Cow Behavior Analysis with YOLO + Vision Transformer

GitHub Repository: https://github.com/robin-ede/cow-behavior-analysis

A complete machine learning pipeline for automated cow behavior classification using computer vision. This project combines YOLO object detection with Vision Transformer (ViT) classification to analyze cow behaviors in video footage.

📋 Project Overview

This repository implements an end-to-end system for:

Cow Detection: Using YOLOv8 to detect and localize cows in video frames
Behavior Classification: Using fine-tuned Vision Transformer to classify 5 cow behaviors
Pipeline Integration: Complete workflow from raw video to annotated behavior analysis

Key Results

Detection: YOLOv8 nano model trained on 25K+ cow bounding boxes
Classification: 92.6% accuracy on 5-class behavior classification
Pipeline: Real-time video processing with frame-by-frame analysis

🗂️ Repository Structure

cow-sam/
├── 01_bbox_crops.ipynb           # Step 1: Extract crops from VIA annotations
├── 02_yolo_oneclass_from_via.ipynb  # Step 2: Train YOLO cow detector
├── 05_vit_behavior_classifier.ipynb # Step 3: Train ViT behavior classifier
├── 06_cow_detection_and_behavior_pipeline.ipynb # Step 4: End-to-end pipeline
├── README.md                     # This file
├── data/
│   ├── CBVD-5.csv               # VIA annotation file (25K+ annotations)
│   ├── labelframes/
│   │   └── labelframes/         # Video frame images (download required)
│   └── videos/
│       └── videos/              # Raw video files (download required)
├── models/
│   └── cow-behavior-vit/        # Trained ViT classifier (included)
├── workdir/
│   ├── crops_raw/               # Extracted behavior crops by class (generated)
│   └── yolo_cow_oneclass/       # YOLO training dataset (generated)
├── runs/                        # Training outputs and model weights (generated)
├── yolo11n.pt                   # Pre-trained YOLO weights (download required)
└── yolov8n.pt                   # Pre-trained YOLO weights (download required)

📊 Dataset Information

CBVD-5 Dataset (from Kaggle):

Total Annotations: 25,324 bounding box annotations
Video Sequences: 537 unique video IDs
Behaviors: 5 classes with the following distribution:
- Stand: 8,272 (32.7%)
- Rumination: 6,079 (24.0%)
- Foraging: 5,711 (22.6%)
- Lying down: 4,518 (17.8%)
- Drinking water: 744 (2.9%)

Annotation Format: VIA (VGG Image Annotator) CSV format with spatial coordinates and behavior metadata.

🚨 Dataset Setup Required

Important: The large dataset files (~6GB) are excluded from this repository via .gitignore.

📋 Manual Setup Required

Download the CBVD-5 dataset from Kaggle

Extract the directories from the downloaded zip file and place them in your data/ folder:

Extract the entire videos/ directory → place in data/ (preserving nested structure)
Extract the entire labelframes/ directory → place in data/ (preserving nested structure)
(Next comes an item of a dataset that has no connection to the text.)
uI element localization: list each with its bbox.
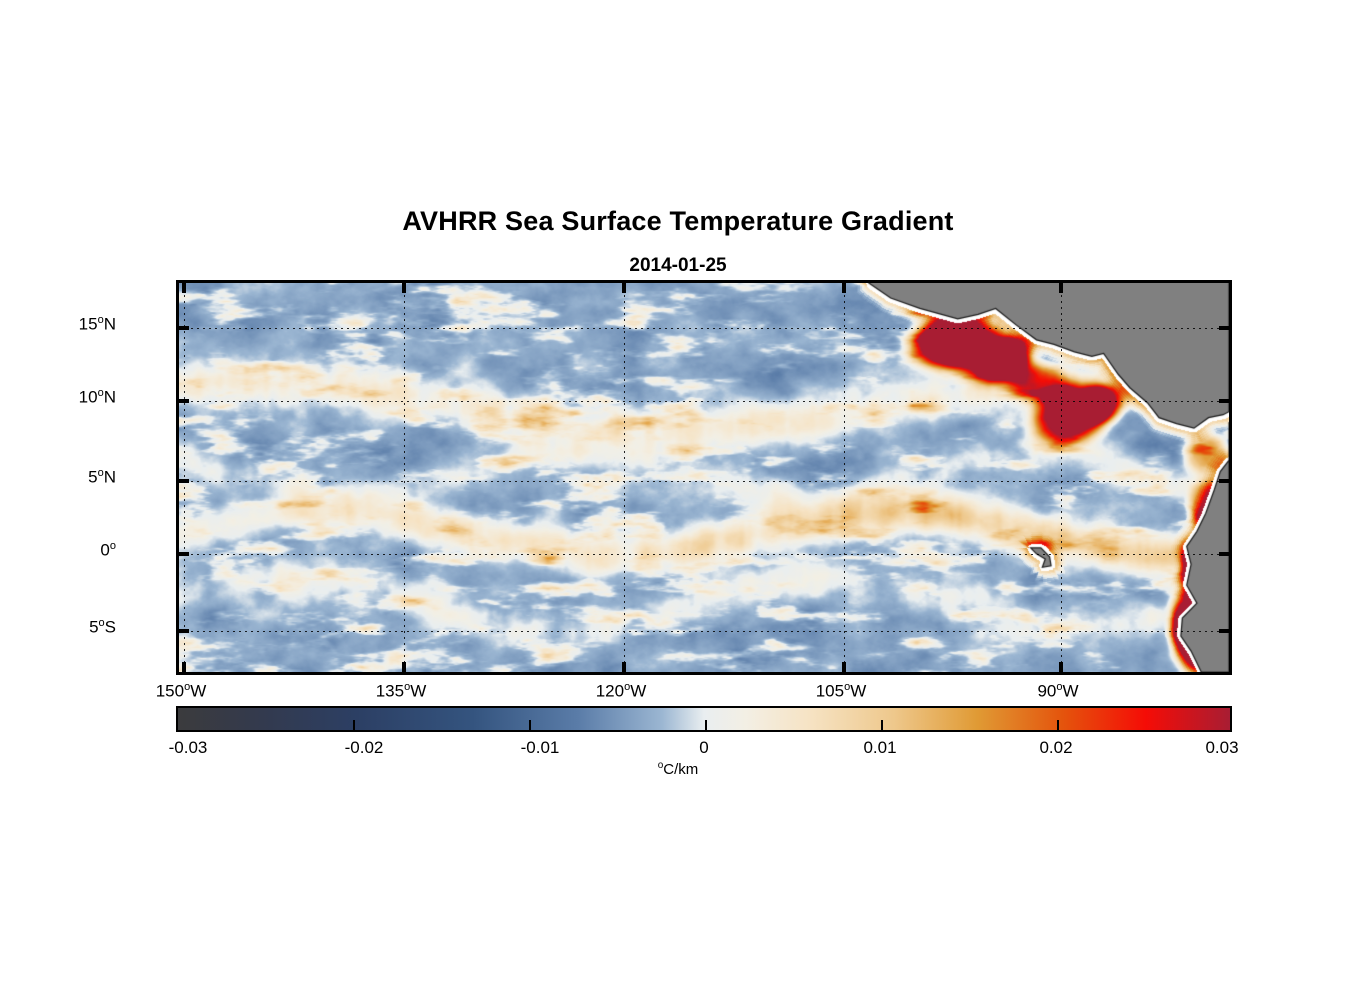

Correct structure after extraction:

cow-sam/
├── data/
│   ├── CBVD-5.csv          # ✅ Included (small metadata file)
│   ├── videos/
│   │   └── videos/         # ✅ Nested structure from dataset
│   │       ├── video1.mp4
│   │       ├── video2.mp4
│   │       └── ...         # (~3.3GB, 687 total videos)
│   └── labelframes/
│       └── labelframes/    # ✅ Nested structure from dataset
│           ├── image1.jpg
│           ├── subfolder/
│           └── ...         # (~2.7GB, 4,122 total images)
└── yolo*.pt                # ❌ Download YOLO weights separately

YOLO pre-trained weights will be downloaded automatically when running the training notebooks.

The trained models in models/ directory are included as they're much smaller and represent the key research outputs.

🚀 Notebook Execution Order

Prerequisites

pip install ultralytics opencv-python numpy matplotlib scikit-learn pandas tqdm
pip install torch transformers datasets evaluate

Step-by-Step Execution

1. `01_bbox_crops.ipynb` - Extract Behavior Crops (START HERE!)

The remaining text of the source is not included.